In the central role, Lauren Ambrose seems to merely be coasting through. Ambrose was an actress of great promise in tv’s Six Feet Under (2001-5) but you get the impression that she has merely regarded Coma as a job assignment to pay the bills. She never seems to invest the central character with an intellectual curiosity and crusading zeal to fight for right. Similarly, Steven Pasquale does little other than inhabit a role. The acting strength of the show mostly rests with the seniors, Ellen Burstyn who incarnates her part like a hideous Wicked Witch, and Richard Dreyfuss who emerges with surprising bite in the second half.

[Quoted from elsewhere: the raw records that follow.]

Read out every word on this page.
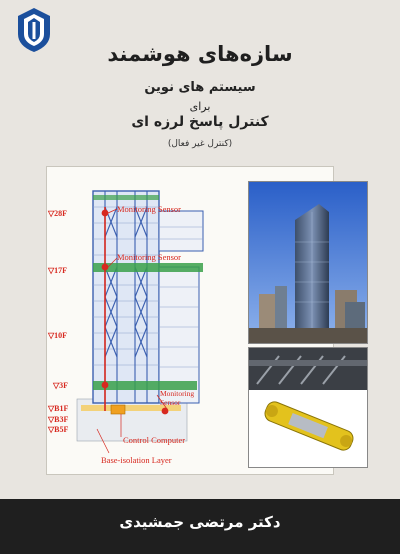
سازه‌های هوشمند
سیستم های نوین
برای
کنترل پاسخ لرزه ای
(کنترل غیر فعال)
▽28F
▽17F
▽10F
▽3F
▽B1F
▽B3F
▽B5F
Monitoring Sensor
Monitoring Sensor
Monitoring
Sensor
Control Computer
Base-isolation Layer
دکتر مرتضی جمشیدی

Danish born Mikael Salomon has worked as a cinematographer on a number of films. He premiered as a cinematic director with A Far Off Place (1993) and the disaster film Hard Rain (1998). Since then most of Salomon’s directorial work has been in television with genre tv series and movies such as Aftershock: Earthquake in New York (1999), the Dean R. Koontz adaptation Sole Survivor (2000), Young Arthur (2002), the remake of ‘Salem’s Lot (2004), Fallen (2006), episodes of Nightmares & Dreamscapes: From the Stories of Stephen King (2006), the remake of The Andromeda Strain (2008), The Lost Future (2010) and the Stephen King adaptation Big Driver (2014).